In the light of increasing volatility, a more challenging planning environment as well as ongoing cost pressure, scenario calculations are gaining in importance in today’s logistics and supply chain management. Powerful software solutions help companies in the process industry prepare optimally for future developments and at the same time realise saving potentials.
Dr. Tobias Gerken, Michaela Schneider
Volatility has always been a challenge in logistics and supply chain management, but in the past two years the swings in the economy have reached unprecedented dimensions. The oil price climbed to an all-time high before collapsing just as dramatically. Capacity utilisation and production showed a double-digit variation within a few months and producer prices fluctuated widely.
Increasing volatility causes uncertainty and presents particular problems for managers in strategic logistics and supply chain management. What should my future lo-gistics and production network look like? Which capacities do I need at the different links of my supply chain, for example at production sites or warehouses? And what could be an optimal product allocation?
In the light of complex planning tasks, lim-ited possibilities for forecasting and constant cost pressure, scenario calculations and simulations are gaining in importance. They enable companies to increase transparency in their supply chains, formulate plans and activities for different development situations and build a robust supply chain that takes account of business related risks. A comparison of different supply chain scenarios furthermore allows saving potentials to be identified and costs in the value chain significantly reduced.
Without specific software support, however, simulating and optimising business networks is generally impossible. Even small companies have too complex structures and too many restrictions and constraints that have to be considered. Since simple spreadsheet solutions like MS Excel are not able to model such complexity, specialised software for supply chain design and simulation is essential.
Realistic solutions in demand
Leading solutions in this field combine simulation and optimisation functionality. The decisive factor when it comes to choosing software is the optimisation technology used. The ORion-PI Value Network Optimisation solution from Axxom Software, for example, works with patented, intelligent optimisation algorithms which allow the efficient and holistic optimisation of supply chain networks. Depending on the task at hand, these specific algorithms determine the optimal product allocation, production sites, distribution strategies or inventory concepts.
Optimisation should be based on an integrated model, so that all relevant parameters can be taken into account and optimised simultaneously. This holistic approach offers many advantages: on the one hand, it is possible to simulate and optimise the network while considering all planning levels – even across complex networks. On the other hand, all processes, dependencies, restrictions and constraints can be modelled and assessed at the same time. Only with a holistic optimisation strategy the full potential can be identified and realised.

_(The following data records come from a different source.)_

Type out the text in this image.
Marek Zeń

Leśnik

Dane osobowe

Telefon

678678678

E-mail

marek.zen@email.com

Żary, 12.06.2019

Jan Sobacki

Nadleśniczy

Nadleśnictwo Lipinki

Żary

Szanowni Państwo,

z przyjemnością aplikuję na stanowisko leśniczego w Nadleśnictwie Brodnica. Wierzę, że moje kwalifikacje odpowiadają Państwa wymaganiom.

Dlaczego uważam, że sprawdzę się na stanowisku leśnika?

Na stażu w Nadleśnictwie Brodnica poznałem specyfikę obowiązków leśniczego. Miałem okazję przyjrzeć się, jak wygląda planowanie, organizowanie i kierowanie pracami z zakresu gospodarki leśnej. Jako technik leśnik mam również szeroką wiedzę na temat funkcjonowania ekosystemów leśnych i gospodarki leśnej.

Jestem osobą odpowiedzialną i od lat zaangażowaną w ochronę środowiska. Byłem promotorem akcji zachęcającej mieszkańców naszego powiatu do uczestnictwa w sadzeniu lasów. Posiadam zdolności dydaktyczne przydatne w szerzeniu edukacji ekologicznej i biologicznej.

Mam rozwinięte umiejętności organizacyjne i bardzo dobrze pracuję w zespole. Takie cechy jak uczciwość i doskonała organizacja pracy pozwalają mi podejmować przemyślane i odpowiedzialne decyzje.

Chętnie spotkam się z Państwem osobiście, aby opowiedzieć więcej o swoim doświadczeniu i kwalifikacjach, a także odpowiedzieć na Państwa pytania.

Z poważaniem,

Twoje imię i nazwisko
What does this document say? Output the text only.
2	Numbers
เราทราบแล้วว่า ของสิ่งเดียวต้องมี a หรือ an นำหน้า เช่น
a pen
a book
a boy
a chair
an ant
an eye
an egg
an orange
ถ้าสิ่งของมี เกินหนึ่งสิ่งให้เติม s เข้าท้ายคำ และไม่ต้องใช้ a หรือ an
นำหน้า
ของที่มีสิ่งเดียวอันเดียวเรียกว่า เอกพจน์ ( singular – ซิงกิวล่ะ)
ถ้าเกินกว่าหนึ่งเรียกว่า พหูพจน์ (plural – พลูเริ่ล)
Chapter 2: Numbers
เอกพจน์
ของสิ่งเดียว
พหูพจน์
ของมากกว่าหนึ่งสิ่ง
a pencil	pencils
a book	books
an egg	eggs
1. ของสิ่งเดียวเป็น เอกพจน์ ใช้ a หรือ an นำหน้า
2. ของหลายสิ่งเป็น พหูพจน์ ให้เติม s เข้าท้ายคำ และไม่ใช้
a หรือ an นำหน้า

When choosing a solution, it is important that it facilitates realistic and easy-to-use modelling, simulation and optimisation of the supply chain. Many systems only envisage restrictions like simple capacity limitations or cost factors such as linear transport, production and logistics costs. However, these restrictions are often insufficient, especially for companies with a variety of product ranges and value added processes. A realistic network model and optimisation also needs to take account of complexity costs and economies of scale. Axxom’s ORion-PI Network Scale Savings is a concept which considers such factors and thus renders the supply chain optimi-sation more realistic and more efficient.
Simulating different scenarios
In addition to the choice of suitable software, the data used as a basis for optimising the network is a crucial success factor. The kick-off meeting and the definition of objectives and proceedings are therefore closely followed in the project agenda by a data-related phase concerned with the generation of the required input. This can often be extracted from existing IT systems. Realistic assumptions can be substituted for any data that is missing.
One important part of this data is information about the network structure: where are my suppliers based, where are my production and distribution sites located, which customers receive which products and where do the branches concerned reside? A second data set includes information and master data about raw materials, intermediates or finished prod-ucts as well as relevant production quantities and commodity flows.
In addition, information about restrictions and constraints needs to be captured. For example, does one location include a hazardous goods warehouse or cold store? Are there any goods that must not be transported together? Finally, suitable cost factors are added to the network: How much does transport between the production and distribution sites cost, and what are the operative costs of the individual sites?
Based on this information, a preliminary scenario – a so-called baseline – is built in the software. It describes the as-is situation of the network and contains all suppliers, locations, products and customers as well as commodity flows between these elements. Experience shows that even this first model can simplify an analysis of the as-is state of the supply chain and provide important insights. Quick gains can often be identified directly. From this point on, different scenarios can be created by varying the input data in a targeted way. These scenarios can be analysed, compared with the initial situation and optimised with the help of the optimisation algorithms.
Choice of software is crucial
Experience from many projects confirms that the software requirements are frequently underestimated. Numerous attempts at modelling and optimising even less complex supply chains using standard solutions either fail or deliver unsatisfactory results. When selecting the software provider, users should therefore check that it offers sufficiently powerful algorithm technology as well as comprehensive project know-how. This is the only way to ensure that suitable optimisation technology is employed. The choice of the right software is crucial for success, as only a solution which matches the specific requirements can fully identify cost drivers and realise significant savings.